QUANDO UN POPOLO COLTO E’ PADRONE DELLA PROPRIA LINGUA

Tullio de Mauro (1932-2017), professore emerito di linguistica generale presso l’Università La Sapienza di Roma, nella premessa del saggio “La Fatica del Dire e del Capire”, affermò: 

Secondo i neurologi noi utilizziamo meno del 10% dei neuroni di cui disponiamo. Analogamente, utilizziamo solo in parte le potenzialità di comunicazione che ci offre una lingua. Possiamo fare ancora molti passi avanti sulla via della comprensione reciproca e dell’intelligenza del mondo, purché l’uso del linguaggio sia anche educazione alla parola. 

Tra i meandri dell’armamentario linguistico di cui ciascun essere umano dispone, sorge sovente la tendenza ad utilizzare sempre le stesse parole e strutture, sia per ragioni di immediatezza, sia, a volte, per pigrizia. Questo vale anche per i verbi e i tempi utilizzati. Ciascuna struttura utilizzata rappresenta il modo in cui si percepisce e comprende la realtà, nonché lo stato d’animo con cui si inviano le informazioni: certezza – dubbio; realtà – desiderio. Tali informazioni, in italiano, si inviano attraverso i modi del verbo, di cui oggi, si intende ripassare, approfondire e analizzare sotto un’altra prospettiva il modo indicativo e il modo congiuntivo.

Usiamo il modo indicativo tutte le volte che intendiamo esprimere certezza, realtà constatate e appurate, esattezza; trasmettiamo sicurezza, in bene e in male, di qualcosa che accade nel presente, nel passato e nel futuro e, comunque vada, avrete comunque ragione solo dichiarando un chiaro intento che, con tutta probabilità, ha una buona percentuale di realizzazione.

Es: “va tutto bene/male”, “è andato tutto bene/male”, “andrà tutto bene/male”
è una bella / brutta serata”, “è stata una bella / brutta serata”, “sarà una bella / brutta serata”

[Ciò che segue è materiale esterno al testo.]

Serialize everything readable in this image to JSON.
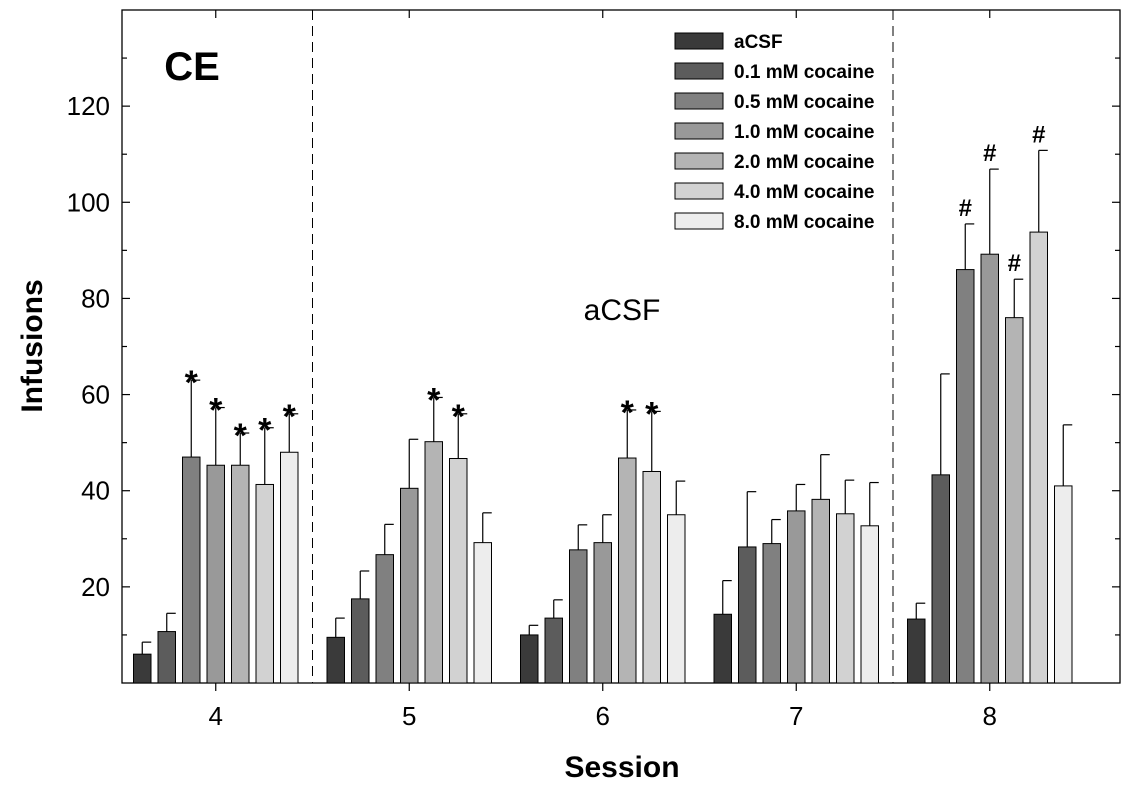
{
  "chart_data": {
    "type": "bar",
    "panel_label": "CE",
    "annotation": "aCSF",
    "xlabel": "Session",
    "ylabel": "Infusions",
    "ylim": [
      0,
      140
    ],
    "yticks": [
      20,
      40,
      60,
      80,
      100,
      120
    ],
    "categories": [
      "4",
      "5",
      "6",
      "7",
      "8"
    ],
    "legend_position": "top-right",
    "series": [
      {
        "name": "aCSF",
        "color": "#3a3a3a",
        "values": [
          6,
          9.5,
          10,
          14.3,
          13.3
        ],
        "errors": [
          2.5,
          4,
          2,
          7,
          3.3
        ],
        "marks": [
          "",
          "",
          "",
          "",
          ""
        ]
      },
      {
        "name": "0.1 mM cocaine",
        "color": "#5c5c5c",
        "values": [
          10.7,
          17.5,
          13.5,
          28.3,
          43.3
        ],
        "errors": [
          3.8,
          5.8,
          3.8,
          11.5,
          21
        ],
        "marks": [
          "",
          "",
          "",
          "",
          ""
        ]
      },
      {
        "name": "0.5 mM cocaine",
        "color": "#808080",
        "values": [
          47,
          26.7,
          27.7,
          29,
          86
        ],
        "errors": [
          16,
          6.3,
          5.2,
          5,
          9.5
        ],
        "marks": [
          "*",
          "",
          "",
          "",
          "#"
        ]
      },
      {
        "name": "1.0 mM cocaine",
        "color": "#999999",
        "values": [
          45.3,
          40.5,
          29.2,
          35.8,
          89.2
        ],
        "errors": [
          12,
          10.2,
          5.8,
          5.5,
          17.7
        ],
        "marks": [
          "*",
          "",
          "",
          "",
          "#"
        ]
      },
      {
        "name": "2.0 mM cocaine",
        "color": "#b4b4b4",
        "values": [
          45.3,
          50.2,
          46.8,
          38.2,
          76
        ],
        "errors": [
          6.7,
          9.2,
          10,
          9.3,
          8
        ],
        "marks": [
          "*",
          "*",
          "*",
          "",
          "#"
        ]
      },
      {
        "name": "4.0 mM cocaine",
        "color": "#d2d2d2",
        "values": [
          41.3,
          46.7,
          44,
          35.2,
          93.8
        ],
        "errors": [
          11.8,
          9.3,
          12.5,
          7,
          17
        ],
        "marks": [
          "*",
          "*",
          "*",
          "",
          "#"
        ]
      },
      {
        "name": "8.0 mM cocaine",
        "color": "#ededed",
        "values": [
          48,
          29.2,
          35,
          32.7,
          41
        ],
        "errors": [
          8,
          6.2,
          7,
          9,
          12.7
        ],
        "marks": [
          "*",
          "",
          "",
          "",
          ""
        ]
      }
    ]
  }
}
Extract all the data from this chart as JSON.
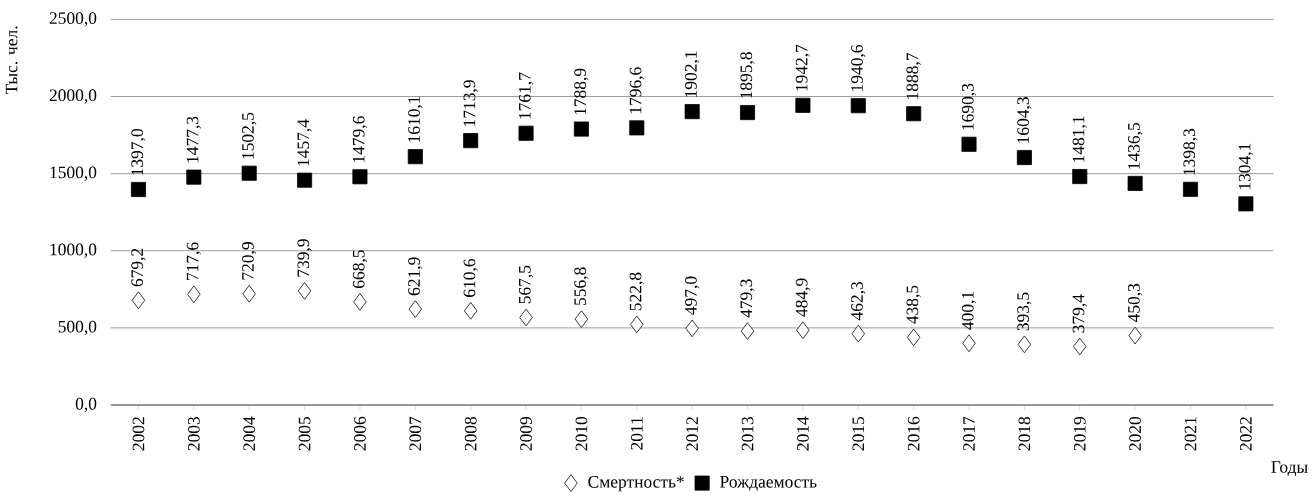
{
  "chart_data": {
    "type": "scatter",
    "ylabel": "Тыс. чел.",
    "xlabel": "Годы",
    "categories": [
      "2002",
      "2003",
      "2004",
      "2005",
      "2006",
      "2007",
      "2008",
      "2009",
      "2010",
      "2011",
      "2012",
      "2013",
      "2014",
      "2015",
      "2016",
      "2017",
      "2018",
      "2019",
      "2020",
      "2021",
      "2022"
    ],
    "series": [
      {
        "name": "Смертность*",
        "color": "#ffffff",
        "marker": "diamond",
        "values": [
          679.2,
          717.6,
          720.9,
          739.9,
          668.5,
          621.9,
          610.6,
          567.5,
          556.8,
          522.8,
          497.0,
          479.3,
          484.9,
          462.3,
          438.5,
          400.1,
          393.5,
          379.4,
          450.3,
          null,
          null
        ],
        "value_labels": [
          "679,2",
          "717,6",
          "720,9",
          "739,9",
          "668,5",
          "621,9",
          "610,6",
          "567,5",
          "556,8",
          "522,8",
          "497,0",
          "479,3",
          "484,9",
          "462,3",
          "438,5",
          "400,1",
          "393,5",
          "379,4",
          "450,3",
          null,
          null
        ]
      },
      {
        "name": "Рождаемость",
        "color": "#000000",
        "marker": "square",
        "values": [
          1397.0,
          1477.3,
          1502.5,
          1457.4,
          1479.6,
          1610.1,
          1713.9,
          1761.7,
          1788.9,
          1796.6,
          1902.1,
          1895.8,
          1942.7,
          1940.6,
          1888.7,
          1690.3,
          1604.3,
          1481.1,
          1436.5,
          1398.3,
          1304.1
        ],
        "value_labels": [
          "1397,0",
          "1477,3",
          "1502,5",
          "1457,4",
          "1479,6",
          "1610,1",
          "1713,9",
          "1761,7",
          "1788,9",
          "1796,6",
          "1902,1",
          "1895,8",
          "1942,7",
          "1940,6",
          "1888,7",
          "1690,3",
          "1604,3",
          "1481,1",
          "1436,5",
          "1398,3",
          "1304,1"
        ]
      }
    ],
    "ylim": [
      0,
      2500
    ],
    "yticks": [
      {
        "value": 0,
        "label": "0,0"
      },
      {
        "value": 500,
        "label": "500,0"
      },
      {
        "value": 1000,
        "label": "1000,0"
      },
      {
        "value": 1500,
        "label": "1500,0"
      },
      {
        "value": 2000,
        "label": "2000,0"
      },
      {
        "value": 2500,
        "label": "2500,0"
      }
    ],
    "grid": "y",
    "legend": "bottom"
  }
}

Usiamo il modo congiuntivo tutte le volte che intendiamo esprimere dubbi, realtà incerte, volontà, esortazione, ipotesi; è il modo del salto nel vuoto che, in bene e in male, apre la porta alla possibilità nel cambiamento e in un risvolto diverso di qualunque circostanza; è il modo con cui rendiamo un sogno concreto; è il modo della speranza, che ci costringe a guardare dentro il nostro stato d’animo, assieme al condizionale. Il condizionale è sempre usato nella principale, il congiuntivo sempre nella secondaria e introdotto dalla particella “se” per il tempo passato, “che” per il tempo presente. 

Es: “Se volessi, potresti cambiare la tua vita”
“Speriamo che sia una bella serata!”
Se andasse tutto come deve andare, avrei mille progetti da realizzare”

Alcuni studiosi dichiarano nell’italiano contemporaneo “la morte del congiuntivo”. È risaputo che ad ogni ciclo corrisponda morte e nascita di qualcosa e questo vale anche per il nostro sistema linguistico. Non tutte le morti sono positive, né tantomeno le nascite: indurre la morte di un modo verbale carico di tutte queste sfumature per pigrizia, ignoranza, in nome di un’immediatezza frivola, che cerca di ancorarsi a qualcosa che non esiste, ma che con la possibilità si può creare e rendere reale, significa perdere una fetta del patrimonio linguistico di cui oggi ancora disponiamo. 

L’Italia contemporanea sta perdendo progressivamente la speranza, e questo lo riversa anche dichiarando, prima ancora la morte di un modo di esprimersi, la morte di ogni sogno, sentimento e possibilità. In questo momento di quarantena, (che non è una prigione, ma una possibilità!) che ognuno si sforzi a guardare oltre il proprio naso, “oltre” il palazzo del vicino che ognuno ha di fronte a sé, di qualsiasi confine si tratti. La libertà nel creare parole nuove ed essere in grado di utilizzare tutte le strutture al fine di rendere al meglio un concetto nella nostra lingua, è sintomo di un popolo libero, colto e responsabile. Emil Cioran, non a caso affermò “Non si vive in un Paese, si vive in una lingua”.